C++ is not my normal haunt, but there are a few significant observations on an algorithmic level that can be made here.
Bugs
- The first obvious bug is that your code does not run multiple times. You need to reset the
j
variable in the outside loop, because the system will otherwise never start again from the beginning.
- Your code enters an infinite loop if the user inputs
1
. The code is supposed to output the result There are no solutions for 1.
. Instead, since all 5-digit numbers are less than 100000 and since helper
will never be more than 5 digits, the helper * 1 < 100000
exit condition for the while loop will never fail.
This leads on to a number of code-style problems...
Style
Namespaces:
using namespace std;
Don't do that. It is too easy to have issues with pollution in your namespace.
Variable declarations:
Declare variables in the scope they are used. This would have solved the bug, for the record. The j
variable is declared outside it's use-scope. This is how you declare j
:
int j = 0;
int a1,a2,a3,a4,a5;
while (cin >> n)
{
while(j < 10)
{
i[j] = j;
j++;
}
But this is how it should be declared:
int a1,a2,a3,a4,a5;
while (cin >> n)
{
int j = 0;
while(j < 10)
{
i[j] = j;
j++;
}
Bracing C++ styles generally recommend the brace at line end: e.g. Google C++ style guide Local standards override this, though, so if your local dev team has a standard they follow, that's the one that should be followed.
Algorithm
First, this problem is a 2-part problem. The first is that you have to find all 5-digit numbers that do not have the same digit twice. The second is that you have to find the right multiple of that number that uses the other digits.

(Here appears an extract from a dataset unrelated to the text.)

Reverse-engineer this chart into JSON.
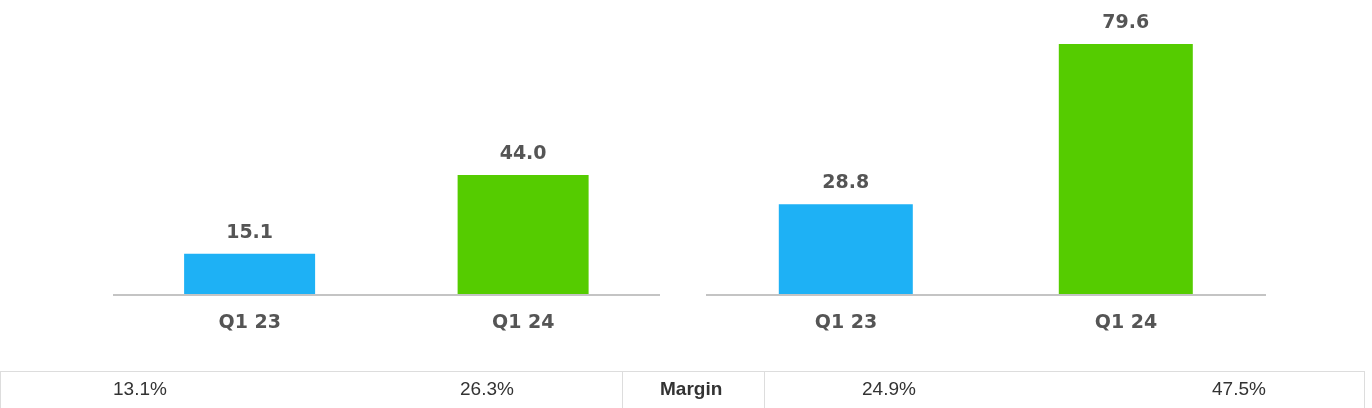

Your solution is pretty poor.... you use all combinations of essentially all 10 digits to find the numbers, and you skip many, many combinations. Consider this:
while (a1 == i[0] && a2 == i[1] && a3 == i[2] && a4 == i[3] && a5 == i[4])
next_permutation(i,i+10);
Here you have taken a copy of the i
array, and put it in the a
array. Then you calculate all permutations of the remaining 5 digits, until the head-5-digits of the number change. I calculate millions of iterations in that loop that are wasted.
A better solution will use some mathematical properties to limit the problem significantly. For example, the basic formula you have, is:
$$
A \times N = B
$$
where A
and B
are both 5-digit numbers, and N is an integer. Additionally, none of the digits in A are in B. Using this, we know that:
- the largest B can be is
98765
- the largest A can be is
98765 / N
- the smallest N can be is 2 (N == 1 is impossible because then A == B and we know they cannot have the same digits).

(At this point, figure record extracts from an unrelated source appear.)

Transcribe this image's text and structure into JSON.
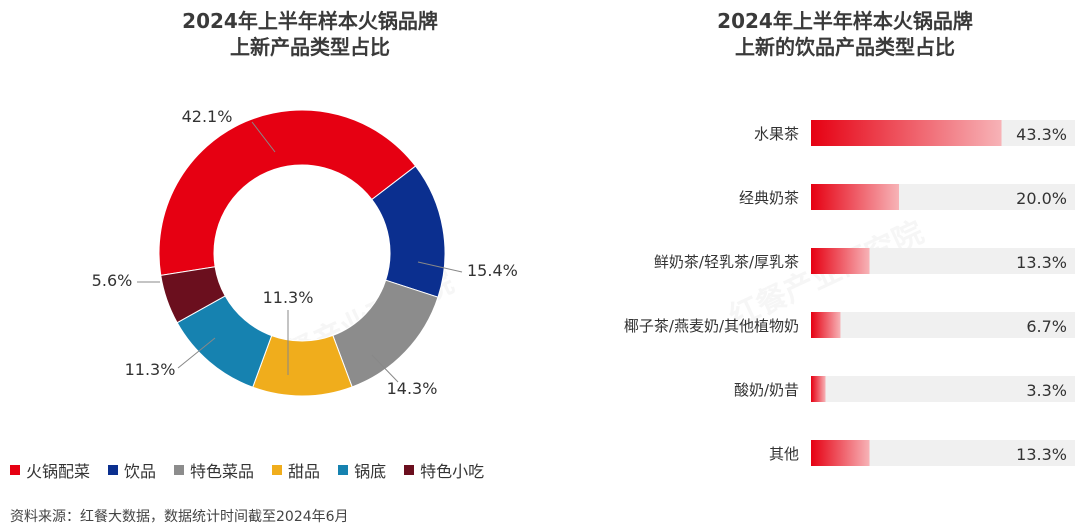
{
  "left": {
    "title_line1": "2024年上半年样本火锅品牌",
    "title_line2": "上新产品类型占比"
  },
  "right": {
    "title_line1": "2024年上半年样本火锅品牌",
    "title_line2": "上新的饮品产品类型占比"
  },
  "source": "资料来源：红餐大数据，数据统计时间截至2024年6月",
  "watermark": "红餐产业研究院",
  "chart_data": [
    {
      "type": "pie",
      "donut": true,
      "title": "2024年上半年样本火锅品牌上新产品类型占比",
      "legend_position": "bottom",
      "slices": [
        {
          "name": "火锅配菜",
          "value": 42.1,
          "label": "42.1%",
          "color": "#e60012"
        },
        {
          "name": "饮品",
          "value": 15.4,
          "label": "15.4%",
          "color": "#0b2f8f"
        },
        {
          "name": "特色菜品",
          "value": 14.3,
          "label": "14.3%",
          "color": "#8c8c8c"
        },
        {
          "name": "甜品",
          "value": 11.3,
          "label": "11.3%",
          "color": "#f0ad1c"
        },
        {
          "name": "锅底",
          "value": 11.3,
          "label": "11.3%",
          "color": "#1682b0"
        },
        {
          "name": "特色小吃",
          "value": 5.6,
          "label": "5.6%",
          "color": "#6b0f1e"
        }
      ]
    },
    {
      "type": "bar",
      "orientation": "horizontal",
      "title": "2024年上半年样本火锅品牌上新的饮品产品类型占比",
      "categories": [
        "水果茶",
        "经典奶茶",
        "鲜奶茶/轻乳茶/厚乳茶",
        "椰子茶/燕麦奶/其他植物奶",
        "酸奶/奶昔",
        "其他"
      ],
      "values": [
        43.3,
        20.0,
        13.3,
        6.7,
        3.3,
        13.3
      ],
      "value_labels": [
        "43.3%",
        "20.0%",
        "13.3%",
        "6.7%",
        "3.3%",
        "13.3%"
      ],
      "xlim": [
        0,
        60
      ],
      "bar_color": "#e60012"
    }
  ]
}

A smarter algorithm will be:
- obtain
N
- find the maximum limit of A (98765 / N)
- find all combinations of unique digits less than (or equal to) the A limit.
- find the N'th multiple (B) of that digit.
- determine whether the digits in B are unique (when combined with A).
Working code example:
#include <iostream>
bool digitsUnique(long value) {
int count[10] = {};
// Move 0 digits to the end
while (value < 10000) {
value *= 10;
}
while (value > 0) {
if (count[value % 10]++ > 0) {
return false;
}
value /= 10;
}
return true;
}
bool combinedUnique(long low, long high) {
int count[10] = {};
// Move 0 digits to the end
while (low < 10000) {
low *= 10;
}
while (high < 10000) {
high *= 10;
}
while (low > 0) {
if (count[low % 10]++ > 0) {
return false;
}
low /= 10;
}
while (high > 0) {
if (count[high % 10]++ > 0) {
return false;
}
high /= 10;
}
return true;
}
void compute(int mult) {
int count = 0;
// 10 will require releating digits,
// and more than 10 requires multiple 0 digits
if (mult > 1 && mult < 10) {
long limit = 98765 / mult;
for (long low = 1234; low <= limit; low++) {
if (digitsUnique(low)) {
long high = low * mult;
if (combinedUnique(low, high)) {
count++;
std::cout << high << "/" << low << " = " << mult << "\n";
}
}
}
}
if (count == 0) {
std::cout << "There are no solutions for " << mult << ".\n";
}
}
int main() {
int n;
// std::cout << "Enter Multiple: ";
while (std::cin >> n) {
compute(n);
// std::cout << "Enter Multiple: ";
}
return 0;
}
Note, when I run your solution on my computer, and use the input values 2 through 11 like:
time ./nfact < inputs
I get the time result of:
.....
97524/10836
There are no solutions for 10.
There are no solutions for 11.
real 0m0.815s
user 0m0.808s
sys 0m0.008s
When I run my version above, I get:
95823/10647 = 9
97524/10836 = 9
There are no solutions for 10.
There are no solutions for 11.
real 0m0.019s
user 0m0.016s
sys 0m0.000s
Note that it is about 42 times faster.... I like 42.